The Process-with-Document AI pipeline allows users to process existing documents with a Document AI processor and update the document properties with the newly extracted entities.
Prerequisites
Before you begin, you need the following:
A Document AI processor ready under the same Google Cloud project.
- If you don't have a processor, follow the steps to create one. You can choose to create any type as long as the processor type matches the document type.
Dedicated Cloud Storage folders for storing exported documents and processed documents.
- Make sure the folders are empty before you start the pipeline.
A schema with mappings between Document AI entities and Document AI Warehouse properties.
The newly extracted entities might not be correctly converted to Document AI Warehouse entities without such a mapping.
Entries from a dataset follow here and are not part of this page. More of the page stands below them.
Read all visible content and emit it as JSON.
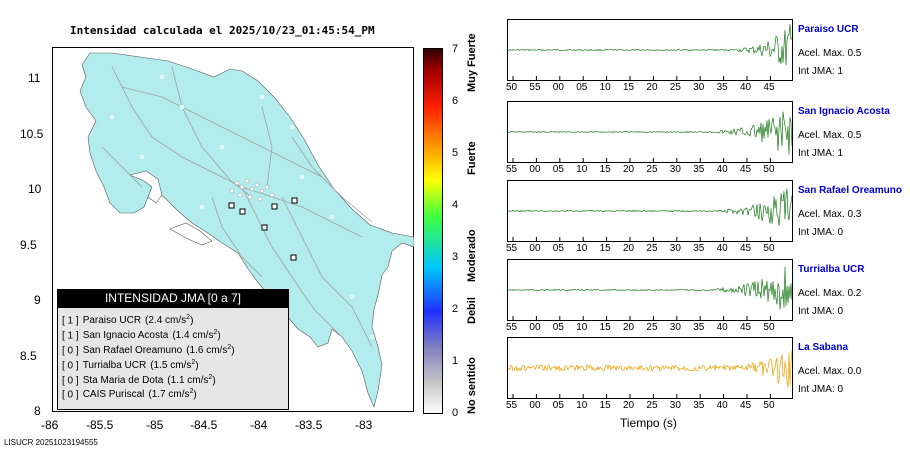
{
  "map": {
    "title": "Intensidad calculada el 2025/10/23_01:45:54_PM",
    "y_ticks": [
      "11",
      "10.5",
      "10",
      "9.5",
      "9",
      "8.5",
      "8"
    ],
    "x_ticks": [
      "-86",
      "-85.5",
      "-85",
      "-84.5",
      "-84",
      "-83.5",
      "-83"
    ],
    "land_color": "#b2ecec"
  },
  "legend": {
    "header": "INTENSIDAD JMA [0 a 7]",
    "rows": [
      {
        "code": "[ 1 ]",
        "name": "Paraiso UCR",
        "value": "(2.4 cm/s",
        "sup": "2",
        "close": ")"
      },
      {
        "code": "[ 1 ]",
        "name": "San Ignacio Acosta",
        "value": "(1.4 cm/s",
        "sup": "2",
        "close": ")"
      },
      {
        "code": "[ 0 ]",
        "name": "San Rafael Oreamuno",
        "value": "(1.6 cm/s",
        "sup": "2",
        "close": ")"
      },
      {
        "code": "[ 0 ]",
        "name": "Turrialba UCR",
        "value": "(1.5 cm/s",
        "sup": "2",
        "close": ")"
      },
      {
        "code": "[ 0 ]",
        "name": "Sta Maria de Dota",
        "value": "(1.1 cm/s",
        "sup": "2",
        "close": ")"
      },
      {
        "code": "[ 0 ]",
        "name": "CAIS Puriscal",
        "value": "(1.7 cm/s",
        "sup": "2",
        "close": ")"
      }
    ]
  },
  "colorbar": {
    "numbers": [
      "7",
      "6",
      "5",
      "4",
      "3",
      "2",
      "1",
      "0"
    ],
    "words": [
      "Muy Fuerte",
      "Fuerte",
      "Moderado",
      "Debil",
      "No sentido"
    ]
  },
  "stations": [
    {
      "name": "Paraiso UCR",
      "acel": "Acel. Max. 0.5",
      "jma": "Int JMA: 1",
      "color": "#1a7a1a",
      "ticks": [
        "50",
        "55",
        "00",
        "05",
        "10",
        "15",
        "20",
        "25",
        "30",
        "35",
        "40",
        "45"
      ],
      "onset": 0.81
    },
    {
      "name": "San Ignacio Acosta",
      "acel": "Acel. Max. 0.5",
      "jma": "Int JMA: 1",
      "color": "#1a7a1a",
      "ticks": [
        "55",
        "00",
        "05",
        "10",
        "15",
        "20",
        "25",
        "30",
        "35",
        "40",
        "45",
        "50"
      ],
      "onset": 0.74
    },
    {
      "name": "San Rafael Oreamuno",
      "acel": "Acel. Max. 0.3",
      "jma": "Int JMA: 0",
      "color": "#1a7a1a",
      "ticks": [
        "55",
        "00",
        "05",
        "10",
        "15",
        "20",
        "25",
        "30",
        "35",
        "40",
        "45",
        "50"
      ],
      "onset": 0.76
    },
    {
      "name": "Turrialba UCR",
      "acel": "Acel. Max. 0.2",
      "jma": "Int JMA: 0",
      "color": "#1a7a1a",
      "ticks": [
        "55",
        "00",
        "05",
        "10",
        "15",
        "20",
        "25",
        "30",
        "35",
        "40",
        "45",
        "50"
      ],
      "onset": 0.73
    },
    {
      "name": "La Sabana",
      "acel": "Acel. Max. 0.0",
      "jma": "Int JMA: 0",
      "color": "#f0a000",
      "ticks": [
        "55",
        "00",
        "05",
        "10",
        "15",
        "20",
        "25",
        "30",
        "35",
        "40",
        "45",
        "50"
      ],
      "onset": 0.0
    }
  ],
  "time_axis_label": "Tiempo (s)",
  "footer": "LISUCR 20251023194555"
}
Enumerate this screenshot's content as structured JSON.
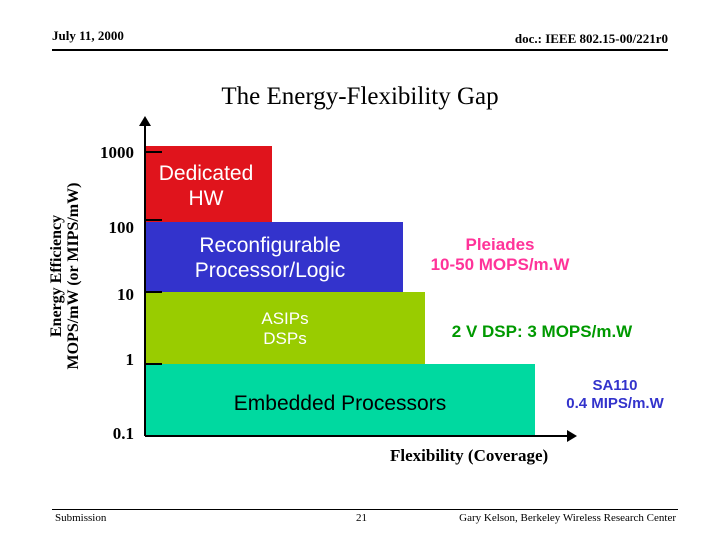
{
  "header": {
    "date": "July 11, 2000",
    "doc": "doc.: IEEE 802.15-00/221r0"
  },
  "title": "The Energy-Flexibility Gap",
  "y_axis": {
    "label_line1": "Energy Efficiency",
    "label_line2": "MOPS/mW (or MIPS/mW)",
    "ticks": [
      "1000",
      "100",
      "10",
      "1",
      "0.1"
    ]
  },
  "x_axis": {
    "label": "Flexibility (Coverage)"
  },
  "blocks": {
    "dedicated": {
      "line1": "Dedicated",
      "line2": "HW",
      "color": "#e0141c"
    },
    "reconfig": {
      "line1": "Reconfigurable",
      "line2": "Processor/Logic",
      "color": "#3333cc"
    },
    "asip": {
      "line1": "ASIPs",
      "line2": "DSPs",
      "color": "#99cc00"
    },
    "embedded": {
      "label": "Embedded Processors",
      "color": "#00d9a0"
    }
  },
  "annotations": {
    "pleiades_line1": "Pleiades",
    "pleiades_line2": "10-50 MOPS/m.W",
    "dsp": "2 V DSP: 3 MOPS/m.W",
    "sa_line1": "SA110",
    "sa_line2": "0.4 MIPS/m.W"
  },
  "colors": {
    "white_text": "#ffffff",
    "pink_text": "#ff3399",
    "green_text": "#009900",
    "blue_text": "#3333cc"
  },
  "footer": {
    "left": "Submission",
    "page": "21",
    "right": "Gary Kelson, Berkeley Wireless Research Center"
  }
}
To add mappings to the schema, follow set schemas with mapping.
Run the pipeline
REST
curl --location --request POST 'https://contentwarehouse.googleapis.com/v1/projects/PROJECT_NUMBER/locations/LOCATION:runPipeline' \
--header 'Content-Type: application/json' \
--header "Authorization: Bearer ${AUTH_TOKEN}" \
--data '{
"name": "projects/PROJECT_NUMBER/locations/LOCATION",
"process_with_doc_ai_pipeline": {
"documents": [
"projects/PROJECT_NUMBER/locations/LOCATION/documents/DOCUMENT"
],
"export_folder_path": "gs://EXPORT_FOLDER",
"processor_info": {
"processor_name": "projects/PROJECT_NUMBER/locations/LOCATION/processors/PROCESSOR"
},
"processor_results_folder_path": "gs://PROCESS_FOLDER"
},
"request_metadata": {
"user_info": {
"id": "user:USER EMAIL ADDRESS"
}
}
}'
The documents
list is the resource names of the documents to be processed. The Cloud Storage folder path export_folder_path
is used to store the exported documents before being sent to the processor. For more information about the request body fields, refer to the API documentation.
This command returns a resource name for a long-running operation. With this resource name, you can track the progress of the pipeline by following the next step.
Get long-running operation result
REST
curl --location --request GET 'https://contentwarehouse.googleapis.com/v1/projects/PROJECT_NUMBER/locations/LOCATION/operations/OPERATION' \
--header "Authorization: Bearer ${AUTH_TOKEN}"
Next steps
Go to Document AI Warehouse UI or call the document:get API to check if documents are successfully updated.